日毎の糧

聖書全巻を朝ごとに1章づつ通読し、学び、黙想しそこから与えられた霊想録である。

一粒の麦は、地に落ちて死ななければ、一粒のままである

2015-09-07 | Weblog
  ヨハネ12章 

  24節「はっきり言っておく。一粒の麦は、地に落ちて死ななければ、一粒のままである。だが、死ねば、多くの実を結ぶ」(新共同訳)。
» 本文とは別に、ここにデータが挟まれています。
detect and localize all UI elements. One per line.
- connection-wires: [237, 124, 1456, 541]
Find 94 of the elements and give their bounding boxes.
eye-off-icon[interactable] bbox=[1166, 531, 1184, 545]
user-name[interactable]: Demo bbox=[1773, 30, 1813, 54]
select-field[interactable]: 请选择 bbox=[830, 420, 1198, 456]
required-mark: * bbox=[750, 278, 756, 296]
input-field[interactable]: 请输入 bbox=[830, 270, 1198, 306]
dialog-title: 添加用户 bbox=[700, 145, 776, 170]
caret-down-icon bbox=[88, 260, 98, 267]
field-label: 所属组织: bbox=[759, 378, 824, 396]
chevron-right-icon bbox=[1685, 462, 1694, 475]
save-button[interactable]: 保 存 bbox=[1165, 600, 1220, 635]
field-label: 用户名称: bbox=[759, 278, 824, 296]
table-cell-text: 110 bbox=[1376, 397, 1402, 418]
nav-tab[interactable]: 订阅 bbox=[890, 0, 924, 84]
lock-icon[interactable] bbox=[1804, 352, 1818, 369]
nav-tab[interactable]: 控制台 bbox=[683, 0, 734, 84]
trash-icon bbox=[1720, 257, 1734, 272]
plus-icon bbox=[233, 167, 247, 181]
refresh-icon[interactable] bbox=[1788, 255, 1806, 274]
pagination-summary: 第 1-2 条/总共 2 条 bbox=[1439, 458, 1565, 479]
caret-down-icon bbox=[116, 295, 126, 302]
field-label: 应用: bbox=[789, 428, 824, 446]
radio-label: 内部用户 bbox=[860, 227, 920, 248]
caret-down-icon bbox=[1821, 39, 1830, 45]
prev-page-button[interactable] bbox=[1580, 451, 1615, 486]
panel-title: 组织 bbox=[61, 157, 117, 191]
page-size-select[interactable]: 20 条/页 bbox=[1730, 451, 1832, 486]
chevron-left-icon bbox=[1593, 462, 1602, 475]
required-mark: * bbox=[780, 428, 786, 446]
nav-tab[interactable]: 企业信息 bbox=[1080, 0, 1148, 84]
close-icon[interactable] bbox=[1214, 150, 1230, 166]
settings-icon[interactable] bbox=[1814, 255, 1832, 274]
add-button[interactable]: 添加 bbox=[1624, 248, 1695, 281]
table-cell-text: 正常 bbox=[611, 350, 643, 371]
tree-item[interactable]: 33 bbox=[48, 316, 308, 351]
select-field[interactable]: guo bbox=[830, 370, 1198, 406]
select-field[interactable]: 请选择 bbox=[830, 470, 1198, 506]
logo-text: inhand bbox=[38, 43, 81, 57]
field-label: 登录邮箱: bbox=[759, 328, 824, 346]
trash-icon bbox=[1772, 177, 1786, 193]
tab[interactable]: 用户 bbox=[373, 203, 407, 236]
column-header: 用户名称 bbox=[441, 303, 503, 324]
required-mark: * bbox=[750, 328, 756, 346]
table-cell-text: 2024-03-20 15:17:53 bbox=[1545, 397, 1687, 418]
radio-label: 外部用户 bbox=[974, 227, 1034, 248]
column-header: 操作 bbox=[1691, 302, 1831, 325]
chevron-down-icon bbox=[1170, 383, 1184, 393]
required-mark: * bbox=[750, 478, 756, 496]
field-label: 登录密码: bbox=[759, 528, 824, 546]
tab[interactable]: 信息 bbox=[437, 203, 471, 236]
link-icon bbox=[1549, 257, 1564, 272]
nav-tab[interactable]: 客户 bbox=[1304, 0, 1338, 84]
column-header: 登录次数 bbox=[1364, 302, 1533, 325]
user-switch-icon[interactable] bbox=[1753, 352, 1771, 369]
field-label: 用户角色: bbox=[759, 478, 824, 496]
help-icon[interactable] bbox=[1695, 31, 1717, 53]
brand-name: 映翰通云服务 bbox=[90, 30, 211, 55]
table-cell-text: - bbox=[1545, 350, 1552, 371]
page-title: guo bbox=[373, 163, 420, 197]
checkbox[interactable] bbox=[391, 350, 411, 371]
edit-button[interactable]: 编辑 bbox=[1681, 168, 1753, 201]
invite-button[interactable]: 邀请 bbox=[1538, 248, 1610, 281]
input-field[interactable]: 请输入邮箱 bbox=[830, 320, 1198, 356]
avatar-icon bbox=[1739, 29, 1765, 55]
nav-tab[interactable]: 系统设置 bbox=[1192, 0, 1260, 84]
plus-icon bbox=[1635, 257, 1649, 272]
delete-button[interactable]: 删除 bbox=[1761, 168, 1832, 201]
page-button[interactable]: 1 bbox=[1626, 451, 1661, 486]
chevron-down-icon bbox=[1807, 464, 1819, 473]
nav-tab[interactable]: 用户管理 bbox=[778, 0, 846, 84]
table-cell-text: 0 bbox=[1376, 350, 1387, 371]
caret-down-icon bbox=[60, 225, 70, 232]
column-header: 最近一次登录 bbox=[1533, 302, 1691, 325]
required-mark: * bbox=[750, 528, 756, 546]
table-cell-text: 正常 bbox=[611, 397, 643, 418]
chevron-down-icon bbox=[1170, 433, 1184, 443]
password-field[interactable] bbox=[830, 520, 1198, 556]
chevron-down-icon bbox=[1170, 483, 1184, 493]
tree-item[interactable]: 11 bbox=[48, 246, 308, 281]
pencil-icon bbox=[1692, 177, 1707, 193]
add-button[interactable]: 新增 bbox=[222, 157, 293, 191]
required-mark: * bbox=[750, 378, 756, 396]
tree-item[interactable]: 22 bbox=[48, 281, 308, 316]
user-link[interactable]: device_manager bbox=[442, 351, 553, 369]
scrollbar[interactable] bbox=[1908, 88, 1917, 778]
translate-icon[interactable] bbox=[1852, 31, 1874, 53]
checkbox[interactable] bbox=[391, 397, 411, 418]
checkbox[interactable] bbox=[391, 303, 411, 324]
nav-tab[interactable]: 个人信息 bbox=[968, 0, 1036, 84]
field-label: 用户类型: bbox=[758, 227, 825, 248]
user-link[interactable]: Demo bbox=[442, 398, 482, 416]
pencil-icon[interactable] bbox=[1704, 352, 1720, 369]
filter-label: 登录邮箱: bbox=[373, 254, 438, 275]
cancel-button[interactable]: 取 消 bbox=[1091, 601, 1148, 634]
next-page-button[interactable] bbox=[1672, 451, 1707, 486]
  1節「過越祭の六日前に、イエスはベタニアに行かれた。そこには、イエスが死者の中からよみがえらせたラザロがいた」小見出し『ベタニアで香油を注がれる』。そこでマルタは食事の持て成しをした。生き返らせて頂いたラザロとイエスの命を狙うユダヤ人らの注目を浴びる出来事(11章)の直後である(2節)。マリアはナルドの香油1リトラ(重さ326g)をイエスの足に塗り髪でぬぐった。並行記事(マタイ福音書26、マルコ福音書14章)と設定が少し異なる。高価な香油を足に塗り髪で拭うのは、自己否定と想像を超える感謝の表れだが、これは葬りの準備のためだとイエスが評したのは共通している。しかしラザロとユダがいたことを明記している。それはイエスの死と復活の出来を二人から際立たせていると理解することができる。このことは、周囲に大きな波紋となり、一層イエスを殺す機運が増している(9~11節)。
  12節「その翌日、祭りに来ていた大勢の群衆は、イエスがエルサレムに来られると聞き」小見出し『エルサレムに迎えられる』。過越祭の五日前である。イエスがエルサレム城南側から子ろばに乗って入城するのは、旧約ゼカリヤ書9章9節と詩118篇25~26節に示されたメシアとしての預言通りであったが、弟子たちはそれを知るのは復活後であった(13~15節)。大勢の群衆も神から出たという真意を知らないまま、ラザロの出来事を見聞きしたことから、地上の王の入城としてなつめやしの葉を振って歓迎したのである(17~18節)。
  20節「さて、祭りのとき礼拝するためにエルサレムに上って来た人々の中に、何人かのギリシア人がいた」。彼等は異邦人でユダヤ教新派であるが、イエスの行動に強い関心を抱き、会って話したいと願い、ベトサイダ出身でギリシア語名フィリポ(1章40節)に頼み、アンデレと二人でこれをイエスに伝えた(21~22節)。
  23節「イエスはこうお答えになった。「人の子が栄光を受ける時が来た」。「人の子」はメシア称号である。イエスはここで宣言した。「栄光を受ける」とは一粒の麦として地に落ちて死ぬことであり、十字架を指す。
  24節「はっきり言っておく。一粒の麦は、地に落ちて死ななければ、一粒のままである。だが、死ねば、多くの実を結ぶ」。「はっきり言っておく」は定型句「(アーメン アーメン 我汝に告ぐ=文語訳」。この世で自分の命を憎む人は、それを保って永遠の命に至るのである(25節)。それによって多くの実を結ぶことになる。そして27節に「正にこの時のために来た」とある。十字架によってなされる栄光の業とは、地上から上げられ(本書ではこのように表現する)、すべての人をご自分のもとに引き寄せることである(32節)。しかし群衆は無知でこれを理解していない(34節)。それは闇に支配されているからである(1章5節、10節)。解放するのは真理の光であり、それは光として存在するイエス(8章12節)を認め受け入れることである。
  36節「光の子となるために、光のあるうちに、光を信じなさい」。ここで「光」(ト フォース)に定冠詞が付いているから「光なる方」であり、「光なる方と共に歩く」「光なる方を信じる」のである。これを受け入れない人々に対して預言者イザヤの「神は彼らの目を見えなくし、その心をかたくなにされた」(40節)という。これは神が不信仰の人々をも、支配していることである。イエスはこの世の人々の頑なな心を打ち砕き、暗闇を歩く者のないようにする為に来たと言われる。「わたしの言葉を聞いて、それを守らない者がいても、わたしはその者を裁かない。わたしは、世を裁くためではなく、世を救うために来たからである」(47節)。これがイエスのご本心である。